# Manufacturer id?



## Andy928 (Jan 5, 2018)

Hi everyone, I inventoried my stuff last night and have a few questions. I have some cars and engines that aren't apparently marked by the manufacturer. Some cars say made in Yugoslavia, some cars and an engine say made in Austria, and I have a brass engine that doesn't appear to be marked. Any ideas?
Luckily most everything else is in its box or says the manufacturer on it. 
Thanks for your help.


----------



## Lehigh74 (Sep 25, 2015)

Post photos of the items in question on the HO forum. Someone will most likely know what they are. You won't be able to post pictures till you have made 10 posts.


----------



## Andy928 (Jan 5, 2018)

Ok, thank you.


----------



## CTValleyRR (Jul 26, 2014)

Yugoslavia, I'm going to guess that means Mehano; Fleischmann for the Austrian.
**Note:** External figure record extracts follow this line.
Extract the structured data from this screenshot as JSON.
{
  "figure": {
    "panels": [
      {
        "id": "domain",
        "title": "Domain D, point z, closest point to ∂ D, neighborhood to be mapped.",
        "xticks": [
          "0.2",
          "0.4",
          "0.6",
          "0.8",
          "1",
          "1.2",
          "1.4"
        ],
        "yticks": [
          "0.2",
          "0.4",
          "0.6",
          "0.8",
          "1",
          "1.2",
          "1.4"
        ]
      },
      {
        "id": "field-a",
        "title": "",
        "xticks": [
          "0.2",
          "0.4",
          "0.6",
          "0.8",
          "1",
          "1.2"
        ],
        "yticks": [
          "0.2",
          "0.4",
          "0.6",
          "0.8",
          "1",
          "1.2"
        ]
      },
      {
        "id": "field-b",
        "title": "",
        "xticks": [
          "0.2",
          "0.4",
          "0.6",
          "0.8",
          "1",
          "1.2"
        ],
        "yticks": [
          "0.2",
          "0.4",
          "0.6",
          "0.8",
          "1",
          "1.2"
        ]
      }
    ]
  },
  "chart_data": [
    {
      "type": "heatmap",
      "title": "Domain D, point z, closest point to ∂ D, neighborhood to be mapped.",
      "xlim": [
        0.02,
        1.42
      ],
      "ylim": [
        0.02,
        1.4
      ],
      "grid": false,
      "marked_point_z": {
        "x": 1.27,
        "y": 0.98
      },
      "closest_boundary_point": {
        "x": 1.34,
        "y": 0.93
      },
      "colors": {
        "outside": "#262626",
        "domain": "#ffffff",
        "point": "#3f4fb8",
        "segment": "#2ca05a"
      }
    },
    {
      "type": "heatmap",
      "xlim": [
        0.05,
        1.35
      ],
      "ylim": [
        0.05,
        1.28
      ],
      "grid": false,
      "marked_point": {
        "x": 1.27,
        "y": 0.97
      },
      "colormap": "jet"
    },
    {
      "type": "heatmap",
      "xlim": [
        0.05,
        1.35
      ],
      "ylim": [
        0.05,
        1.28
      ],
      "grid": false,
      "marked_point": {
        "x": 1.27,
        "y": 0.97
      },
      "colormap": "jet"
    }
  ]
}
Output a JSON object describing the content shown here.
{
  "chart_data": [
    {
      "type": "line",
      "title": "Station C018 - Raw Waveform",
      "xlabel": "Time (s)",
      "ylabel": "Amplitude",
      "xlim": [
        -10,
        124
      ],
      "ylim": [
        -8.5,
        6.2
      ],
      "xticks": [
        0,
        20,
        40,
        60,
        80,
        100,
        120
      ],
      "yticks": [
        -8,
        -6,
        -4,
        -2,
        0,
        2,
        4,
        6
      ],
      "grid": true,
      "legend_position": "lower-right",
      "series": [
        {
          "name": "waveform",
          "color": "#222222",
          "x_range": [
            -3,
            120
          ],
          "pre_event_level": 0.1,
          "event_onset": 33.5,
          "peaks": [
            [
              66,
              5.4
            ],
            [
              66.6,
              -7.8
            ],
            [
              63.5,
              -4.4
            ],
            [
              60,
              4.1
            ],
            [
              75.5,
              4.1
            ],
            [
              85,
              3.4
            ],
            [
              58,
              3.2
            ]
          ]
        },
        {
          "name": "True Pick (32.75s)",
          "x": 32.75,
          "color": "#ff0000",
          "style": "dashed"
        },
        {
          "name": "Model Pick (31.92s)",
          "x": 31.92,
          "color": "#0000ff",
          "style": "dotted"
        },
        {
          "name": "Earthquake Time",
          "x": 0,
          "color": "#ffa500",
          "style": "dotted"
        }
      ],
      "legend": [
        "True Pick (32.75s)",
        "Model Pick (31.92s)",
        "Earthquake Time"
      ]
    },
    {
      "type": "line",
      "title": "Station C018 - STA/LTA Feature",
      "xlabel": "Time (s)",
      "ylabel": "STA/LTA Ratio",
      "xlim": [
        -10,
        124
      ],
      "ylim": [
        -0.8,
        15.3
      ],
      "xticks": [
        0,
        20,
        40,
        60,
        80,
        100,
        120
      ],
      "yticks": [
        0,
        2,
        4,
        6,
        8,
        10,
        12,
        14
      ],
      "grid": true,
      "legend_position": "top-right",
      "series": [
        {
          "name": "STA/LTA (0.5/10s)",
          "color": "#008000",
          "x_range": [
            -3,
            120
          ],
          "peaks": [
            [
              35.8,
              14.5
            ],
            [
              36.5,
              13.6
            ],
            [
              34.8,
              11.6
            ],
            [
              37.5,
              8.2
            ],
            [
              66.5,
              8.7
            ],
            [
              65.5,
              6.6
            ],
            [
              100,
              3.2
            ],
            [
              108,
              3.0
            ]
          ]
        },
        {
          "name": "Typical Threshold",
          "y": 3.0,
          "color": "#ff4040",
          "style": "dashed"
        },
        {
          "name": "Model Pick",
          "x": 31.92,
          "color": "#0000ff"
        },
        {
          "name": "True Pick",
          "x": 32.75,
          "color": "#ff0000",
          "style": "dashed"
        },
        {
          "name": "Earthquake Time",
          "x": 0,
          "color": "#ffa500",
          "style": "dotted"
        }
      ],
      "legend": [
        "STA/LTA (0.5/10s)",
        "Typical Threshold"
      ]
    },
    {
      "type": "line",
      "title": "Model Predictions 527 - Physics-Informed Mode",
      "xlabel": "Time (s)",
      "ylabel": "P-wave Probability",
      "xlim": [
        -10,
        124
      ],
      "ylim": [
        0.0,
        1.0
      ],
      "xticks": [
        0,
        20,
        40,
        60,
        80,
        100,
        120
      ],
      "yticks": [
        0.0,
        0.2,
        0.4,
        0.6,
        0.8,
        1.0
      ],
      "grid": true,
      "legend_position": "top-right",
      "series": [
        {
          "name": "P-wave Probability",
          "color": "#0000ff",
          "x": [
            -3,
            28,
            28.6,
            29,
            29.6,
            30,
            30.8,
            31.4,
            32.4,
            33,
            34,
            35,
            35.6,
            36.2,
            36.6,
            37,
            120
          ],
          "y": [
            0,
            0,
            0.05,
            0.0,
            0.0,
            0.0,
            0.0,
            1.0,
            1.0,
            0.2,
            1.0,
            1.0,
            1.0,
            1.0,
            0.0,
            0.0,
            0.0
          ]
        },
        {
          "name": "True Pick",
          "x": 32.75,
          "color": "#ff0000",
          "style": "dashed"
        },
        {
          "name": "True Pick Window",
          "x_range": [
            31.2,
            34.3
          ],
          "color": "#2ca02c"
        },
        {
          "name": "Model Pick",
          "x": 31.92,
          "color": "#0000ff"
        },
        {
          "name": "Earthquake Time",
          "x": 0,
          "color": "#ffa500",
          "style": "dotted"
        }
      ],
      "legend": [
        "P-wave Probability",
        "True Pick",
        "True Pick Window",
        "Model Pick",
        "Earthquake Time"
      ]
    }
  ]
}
Brass is anyone's guess -- maybe even a custom import.


----------



## Nik (Jan 17, 2018)

Those sound like having the possibility of being Bachmann, AHM, Mechano, Rivarossi... the list goes on. I've inventoried my collection that has some of these 'unknown manufacturer' cars. I've ended up labeling them 'NA' (not applicable) under the 'manufacturer' column until more information comes around.

-Nik


----------



## Cycleops (Dec 6, 2014)

The ‘Made in Austria’ engine may be Atlas that was made for them by Roco.


----------